Once i entered the world of the intensive care unit, i was exposed to a very different variety of female values: critical thinking, aggressive action, and a level playing field were touted by my peers, and despite my initial fear of being drowned by a sea of judgment and misunderstanding, i quickly realized that being a “bitch” was an asset. And yet what i often wonder, in the interactions i have with both men and women regularly, is this: what makes it perfectly acceptable for a man to think only for himself, while a woman feels obligated to please everyone along her path? You do tend to find writers making tea, talking about making tea or at least tea-adjacent. This may be because college students thought tea was only fit for old ladies. – is something very different. What lies at the root of this distrust and dismissal of one another? why are we as women so determined to fight for our own rights and freedoms and privileges, yet so quick to discourage those very examples that advocate for us? as a registered nurse, my career exists in a microcosm of this very point of contention and issue of concern every single day.

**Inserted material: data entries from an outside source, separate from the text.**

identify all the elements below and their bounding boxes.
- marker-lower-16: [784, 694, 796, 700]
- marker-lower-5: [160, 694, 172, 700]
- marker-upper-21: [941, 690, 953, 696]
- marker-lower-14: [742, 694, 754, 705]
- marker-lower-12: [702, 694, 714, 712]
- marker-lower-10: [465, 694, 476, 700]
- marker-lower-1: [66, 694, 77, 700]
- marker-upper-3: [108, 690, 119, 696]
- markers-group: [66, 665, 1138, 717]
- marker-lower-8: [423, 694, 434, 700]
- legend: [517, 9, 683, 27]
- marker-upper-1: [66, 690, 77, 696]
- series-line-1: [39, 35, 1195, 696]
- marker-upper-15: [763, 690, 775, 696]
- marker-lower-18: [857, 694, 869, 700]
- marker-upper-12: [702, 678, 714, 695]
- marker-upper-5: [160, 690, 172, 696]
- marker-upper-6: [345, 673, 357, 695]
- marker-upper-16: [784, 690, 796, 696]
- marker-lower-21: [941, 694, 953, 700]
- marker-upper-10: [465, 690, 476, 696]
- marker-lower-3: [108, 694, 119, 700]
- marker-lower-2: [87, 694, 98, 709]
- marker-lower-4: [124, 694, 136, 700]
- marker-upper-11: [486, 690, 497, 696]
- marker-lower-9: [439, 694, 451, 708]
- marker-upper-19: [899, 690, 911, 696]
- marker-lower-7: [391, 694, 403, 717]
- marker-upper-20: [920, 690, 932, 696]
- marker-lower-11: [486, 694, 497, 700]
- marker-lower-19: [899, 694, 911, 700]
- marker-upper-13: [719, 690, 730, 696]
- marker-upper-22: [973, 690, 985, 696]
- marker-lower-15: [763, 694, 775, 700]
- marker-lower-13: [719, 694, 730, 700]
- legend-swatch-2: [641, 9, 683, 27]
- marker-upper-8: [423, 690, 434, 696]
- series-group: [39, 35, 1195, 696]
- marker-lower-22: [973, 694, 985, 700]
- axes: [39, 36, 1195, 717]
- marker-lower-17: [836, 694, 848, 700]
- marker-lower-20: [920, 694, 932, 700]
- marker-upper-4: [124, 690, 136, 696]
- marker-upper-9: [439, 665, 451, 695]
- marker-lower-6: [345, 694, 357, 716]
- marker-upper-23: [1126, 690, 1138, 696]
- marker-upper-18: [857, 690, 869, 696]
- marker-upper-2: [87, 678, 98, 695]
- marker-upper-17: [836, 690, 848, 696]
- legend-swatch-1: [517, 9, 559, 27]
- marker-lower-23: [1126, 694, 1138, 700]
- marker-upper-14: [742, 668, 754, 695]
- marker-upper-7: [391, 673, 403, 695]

Bitch ladies. Through it all, however, there comes a distinct irony that has plagued my mind for three decades: how can we, as women, instead of supporting one another through the daily struggles we each face, attempt to tear each other down instead? i don’t claim to be much of an expert at anything at all. In modern (1990s, originally black english) slang, its use with reference to a man is sexually contemptuous, from the “woman” insult. Perhaps influenced by the verb meaning “to bungle, spoil,” which is recorded from 1823. The host bitched tea or bitched the pot.
These days there are so many rules and expectations for professional women that getting dressed in the morning can feel like running through a minefield while muscly men in helicopters shoot at you from above. Available in 5 sizes and pink, blue, purple or navy colours.